Le budget fédéral 2016 introduit, enfin, un changement de paradigme dans la manière dont on traite les chômeurs. En éliminant les critères d’admissibilité les plus injustes et en prolongeant la durée des prestations dans certaines régions, le gouvernement semble reconnaître (timidement) que le chômage tient aux conditions du marché du travail et non pas à l’engagement à la compétence de chacun. Voilà qui change de l’attitude « c’est la faute à la victime » qu’adoptait le gouvernement Harper, une attitude mal avisée d’un point de vue économique.
Malheureusement, plusieurs des mesures punitives instaurées par Stephen Harper demeurent en place, dont : les catégories de prestataires ; un régime de remplacement du revenu qui favorise les personnes occupant un emploi plus payant et plus stable ; et la désignation de régions admissibles aux prestations prolongées fondée sur des motifs politiques.

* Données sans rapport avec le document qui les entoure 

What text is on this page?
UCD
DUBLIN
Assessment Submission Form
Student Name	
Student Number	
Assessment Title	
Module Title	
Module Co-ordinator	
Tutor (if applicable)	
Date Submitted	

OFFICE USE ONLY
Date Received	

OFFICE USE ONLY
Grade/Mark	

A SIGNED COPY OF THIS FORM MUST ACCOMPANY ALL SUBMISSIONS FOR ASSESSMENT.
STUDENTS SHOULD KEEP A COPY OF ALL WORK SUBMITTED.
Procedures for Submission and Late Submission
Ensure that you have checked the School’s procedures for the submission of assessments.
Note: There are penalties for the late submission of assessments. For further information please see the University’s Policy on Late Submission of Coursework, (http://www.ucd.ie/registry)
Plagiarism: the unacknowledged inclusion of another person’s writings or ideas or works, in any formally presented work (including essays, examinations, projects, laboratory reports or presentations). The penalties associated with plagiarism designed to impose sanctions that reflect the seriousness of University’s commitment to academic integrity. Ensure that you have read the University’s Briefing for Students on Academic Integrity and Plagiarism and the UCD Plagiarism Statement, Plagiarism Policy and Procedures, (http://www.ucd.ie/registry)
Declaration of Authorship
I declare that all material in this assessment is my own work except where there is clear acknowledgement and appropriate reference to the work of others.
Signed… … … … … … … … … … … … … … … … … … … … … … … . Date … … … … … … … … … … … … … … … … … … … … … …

Résultat : les modifications remplissent en partie seulement l’engagement qu’ont pris les Libéraux, en campagne électorale, de faire en sorte que le régime d’assurance-emploi apporte « une vraie sécurité du revenu aux travailleurs, tout particulièrement aux travailleurs précaires ». Il y a encore loin de la coupe aux lèvres.
Depuis sa création, l’assurance-emploi s’est fondée sur un modèle de travail à plein temps et à horaires réguliers, chose qui ne correspond plus à la réalité de bon nombre de travailleurs canadiens, y compris des membres du SCFP.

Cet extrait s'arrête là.